# Living in Houston



## Shavonnay (Aug 7, 2011)

Hi there,

I just wanted to get sense check on what it would actually be like to live in Houston (moving from Scotland).

I have got 2 offers on the table with my commpany - one for Calgary (Canada being my dream location) and the other a promotion in Houston (somewhere I have not been particularly keen on, especially being a single twenty something going it alone).

Does anyone have a direct comparison between the 2 cities i.e has lived/worked in both?

Can anyone give me any info on how easy/difficult it would be to live in Houston as a young (ish) single female?

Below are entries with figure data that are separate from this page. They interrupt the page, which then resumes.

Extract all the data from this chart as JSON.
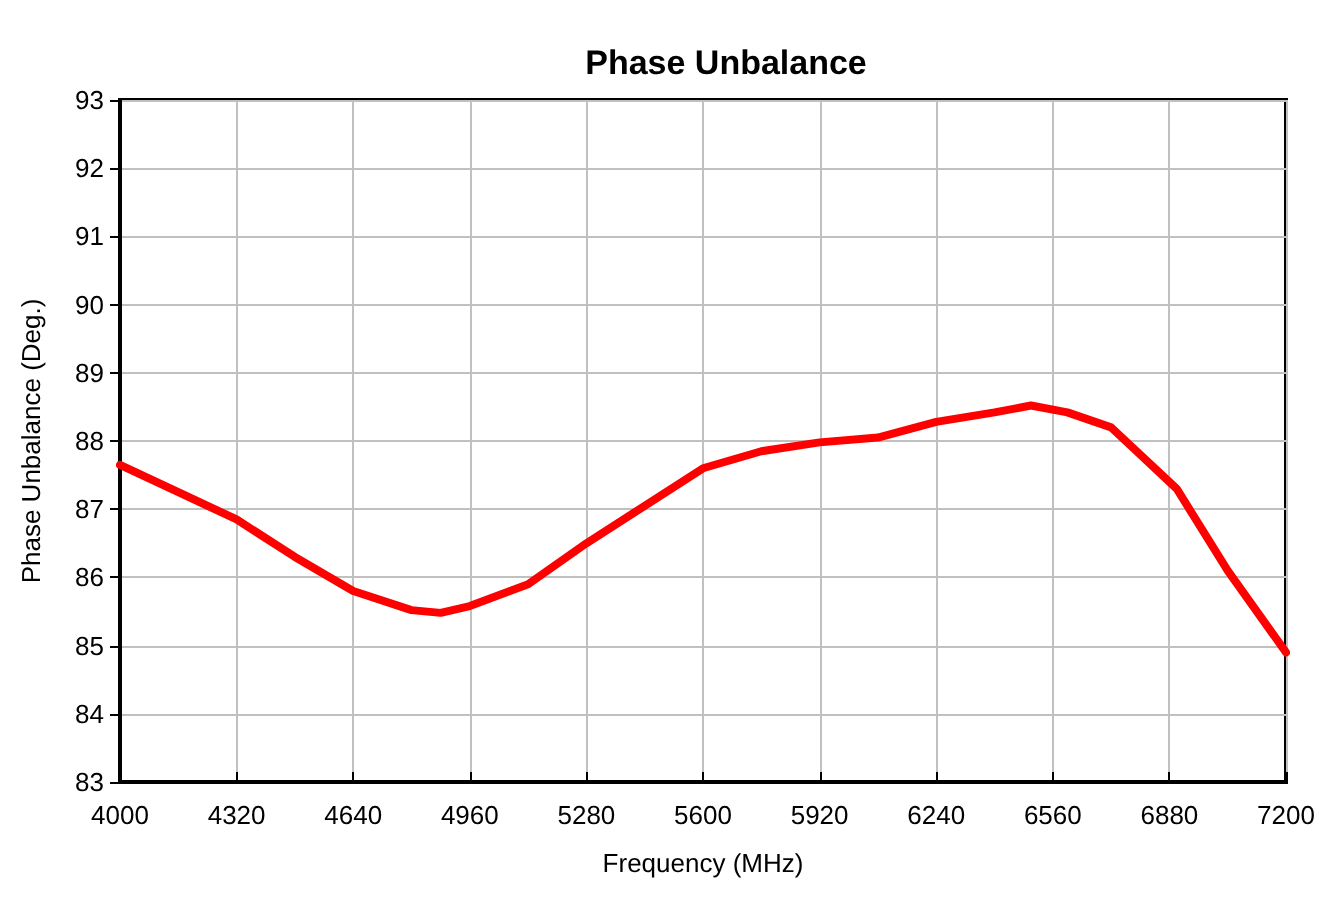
{
  "chart_data": {
    "type": "line",
    "title": "Phase Unbalance",
    "xlabel": "Frequency (MHz)",
    "ylabel": "Phase Unbalance (Deg.)",
    "x": [
      4000,
      4160,
      4320,
      4480,
      4640,
      4800,
      4880,
      4960,
      5120,
      5280,
      5440,
      5600,
      5760,
      5920,
      6080,
      6240,
      6400,
      6500,
      6600,
      6720,
      6800,
      6900,
      7040,
      7200
    ],
    "series": [
      {
        "color": "#ff0000",
        "values": [
          87.65,
          87.25,
          86.85,
          86.3,
          85.8,
          85.52,
          85.48,
          85.58,
          85.9,
          86.5,
          87.05,
          87.6,
          87.85,
          87.98,
          88.05,
          88.28,
          88.42,
          88.52,
          88.42,
          88.2,
          87.8,
          87.3,
          86.1,
          84.9
        ]
      }
    ],
    "xlim": [
      4000,
      7200
    ],
    "xticks": [
      4000,
      4320,
      4640,
      4960,
      5280,
      5600,
      5920,
      6240,
      6560,
      6880,
      7200
    ],
    "ylim": [
      83,
      93
    ],
    "yticks": [
      83,
      84,
      85,
      86,
      87,
      88,
      89,
      90,
      91,
      92,
      93
    ],
    "grid": true,
    "marker": "none",
    "line_style": "solid"
  }
}
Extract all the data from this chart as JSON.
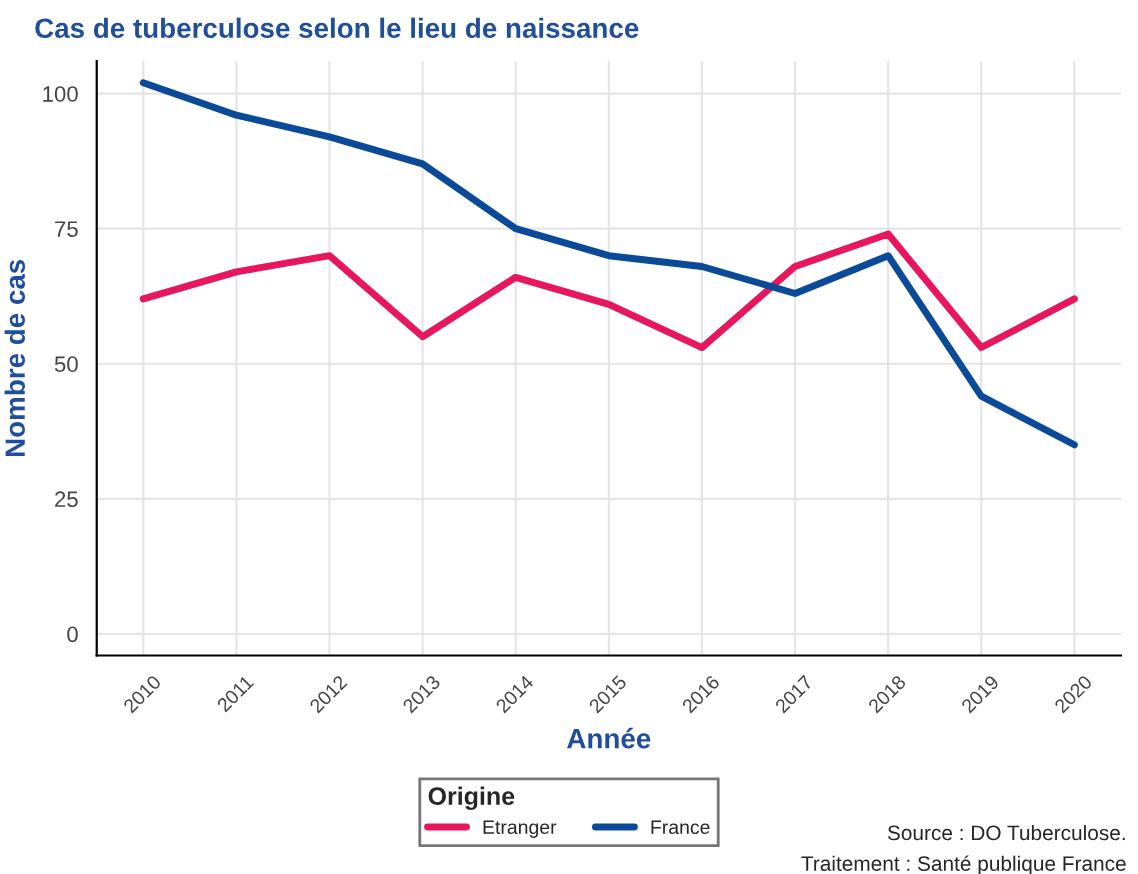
{
  "chart_data": {
    "type": "line",
    "title": "Cas de tuberculose selon le lieu de naissance",
    "xlabel": "Année",
    "ylabel": "Nombre de cas",
    "legend_title": "Origine",
    "x": [
      2010,
      2011,
      2012,
      2013,
      2014,
      2015,
      2016,
      2017,
      2018,
      2019,
      2020
    ],
    "series": [
      {
        "name": "Etranger",
        "color": "#e8175d",
        "values": [
          62,
          67,
          70,
          55,
          66,
          61,
          53,
          68,
          74,
          53,
          62
        ]
      },
      {
        "name": "France",
        "color": "#0b4a99",
        "values": [
          102,
          96,
          92,
          87,
          75,
          70,
          68,
          63,
          70,
          44,
          35
        ]
      }
    ],
    "xlim": [
      2009.5,
      2020.5
    ],
    "xticks": [
      2010,
      2011,
      2012,
      2013,
      2014,
      2015,
      2016,
      2017,
      2018,
      2019,
      2020
    ],
    "ylim": [
      -4,
      106
    ],
    "yticks": [
      0,
      25,
      50,
      75,
      100
    ],
    "grid": true,
    "legend": "bottom",
    "line_style": "solid",
    "marker": "none",
    "annotations": [
      "Source : DO Tuberculose.",
      "Traitement : Santé publique France"
    ]
  }
}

I know this is pretty vague, but Houston has never been on the radar for me and EF seems to be the best place to get an idea from real people!

Thank you


----------



## BeenAround (Feb 5, 2012)

Thank you[/QUOTE]

Canada has a far superior health care system than the US, similar to what you are used to back home.

American taxes are lower, but by the time you add private health insurance and other costs it is cheaper in Calgary.

We have lived in both countries and more recently in Houston, we like the Woodlands (north of Houston) but Canada as a country is so much fairer on the people and much more relaxed.

If you like the seasons, cooler weather and a more European style of government then choose Canada. If you love hot oppressive weather for 5 month of the year and fighting with health insurance companies then choose Houston.

Hope this helps.


----------